Ginevra, Svizzera (OMM),3 settembre 2026 – Il fenomeno El Niño si è ormai consolidato e nei prossimi mesi si intensificherà fino a diventare un evento di forte intensità, con ripercussioni significative sui regimi di precipitazione e sulle temperature, oltre ai rischi associati di inondazioni, siccità e caldo estremo: è quanto emerge dal nuovo aggiornamento dell’Organizzazione meteorologica mondiale (OMM).

Le previsioni dei Centri di produzione globali dell’OMM indicano una “probabilità eccezionalmente elevata, prossima al 100%”, che El Niño persista fino a febbraio 2027. È la prima volta che un aggiornamento dell’OMM su El Niño/La Niña si esprime in termini così inequivocabili, a testimonianza della forte convergenza di vedute all’interno della vasta rete dell’Organizzazione.

Alimentato da condizioni oceaniche eccezionalmente calde nel Pacifico tropicale, si prevede che El Niño si intensifichi ulteriormente nei prossimi mesi, raggiungendo un’intensità molto elevata prima di toccare il picco verso la fine dell’anno, con ripercussioni climatiche che si protrarranno ben oltre l’inizio del 2027.

“El Niño sta assumendo proporzioni enormi sotto i nostri occhi. La scienza non lascia spazio a dubbi: il pianeta sta navigando in acque inesplorate, e quelle acque si stanno riscaldando.

Le temperature della superficie del mare salgono, le temperature continuano a crescere e il mondo si trova nella zona di pericolo per eventi meteorologici estremi.

La sfida ora è tra i rischi crescenti e il nostro impegno ad agire per il clima e a proteggere le persone. Dobbiamo vincere questa sfida, ha dichiarato il Segretario Generale delle Nazioni Unite, Antonio Guterres.

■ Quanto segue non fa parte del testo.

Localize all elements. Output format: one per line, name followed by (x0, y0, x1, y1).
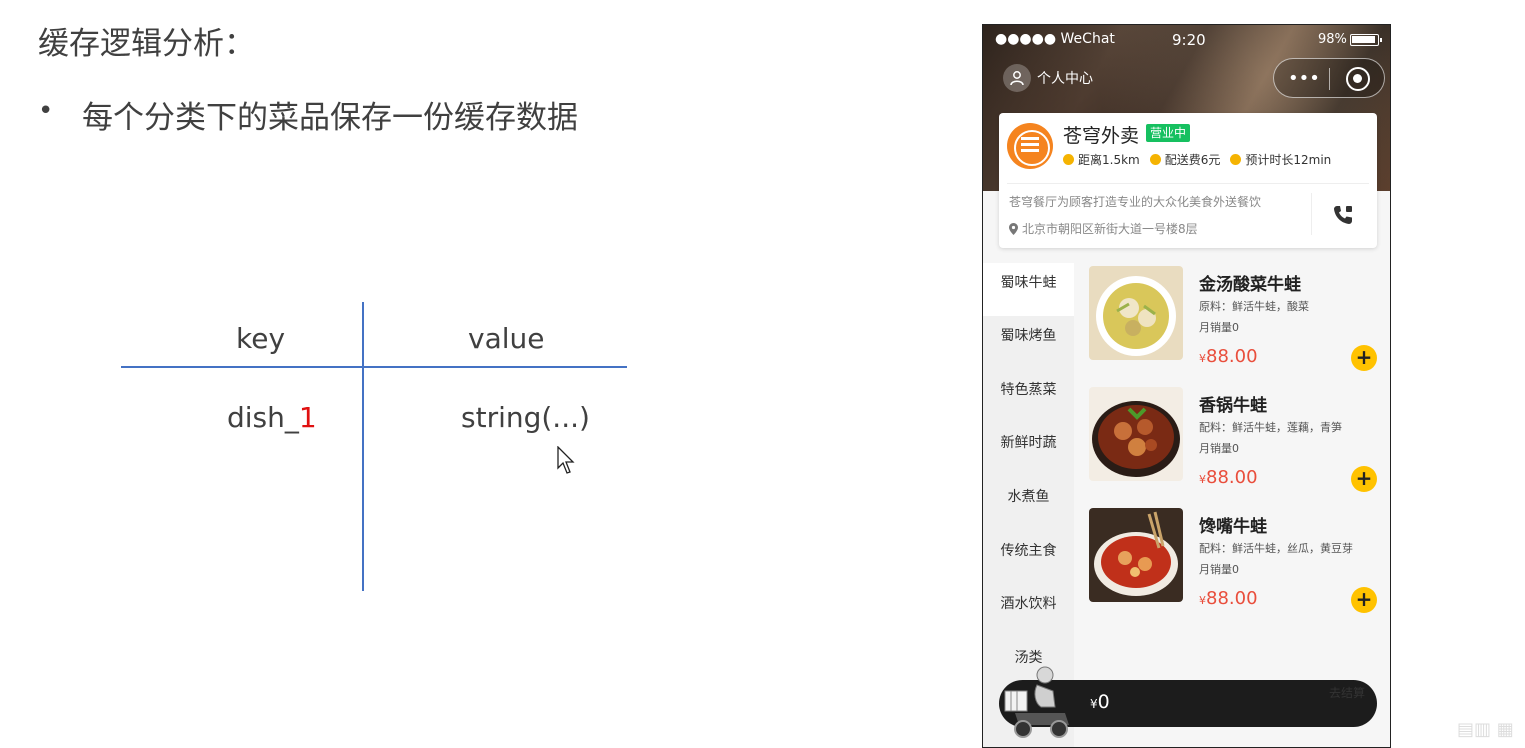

“In spagnolo, ‘El Niño’ significa ‘il bambino’, ma il fenomeno ha il potenziale di infliggere un duro colpo a comunità ed economie di tutto il mondo. Stiamo già assistendo a gravi disagi e devastazioni causati da siccità e inondazioni, e prevediamo che tali impatti si intensificheranno man mano che il fenomeno si rafforzerà”, ha dichiarato Celeste Saulo, Segretario generale dell’Organizzazione meteorologica mondiale (OMM).

Questo El Niño eccezionale richiede una preparazione e una risposta altrettanto eccezionali. Mai prima d’ora, nei 50 anni di storia dell’Organizzazione meteorologica mondiale, abbiamo avviato una mobilitazione di tale portata insieme ai Servizi meteorologici e idrologici nazionali, che sono in prima linea nel fornire previsioni e servizi essenziali per salvare vite umane e tutelare i mezzi di sussistenza”, ha affermato.

L’OMM è impegnata a collaborare strettamente con i partner delle Nazioni Unite e del sistema umanitario per fornire le informazioni e le analisi climatiche necessarie a sostenere la gestione dei disastri e i settori sensibili al clima, come l’agricoltura, la sanità, l’energia e le risorse idriche”, ha aggiunto. “Non c’è tempo da perdere”.

Gli aggiornamenti dell’OMM su El Niño e La Niña rappresentano la fonte di informazioni più autorevole a livello mondiale per governi e decisori. Tali previsioni stagionali si basano su un consenso tra i modelli dei Centri di produzione globali dell’OMM, gli esperti dei Servizi meteorologici e idrologici nazionali e i centri di previsione climatica di tutto il mondo.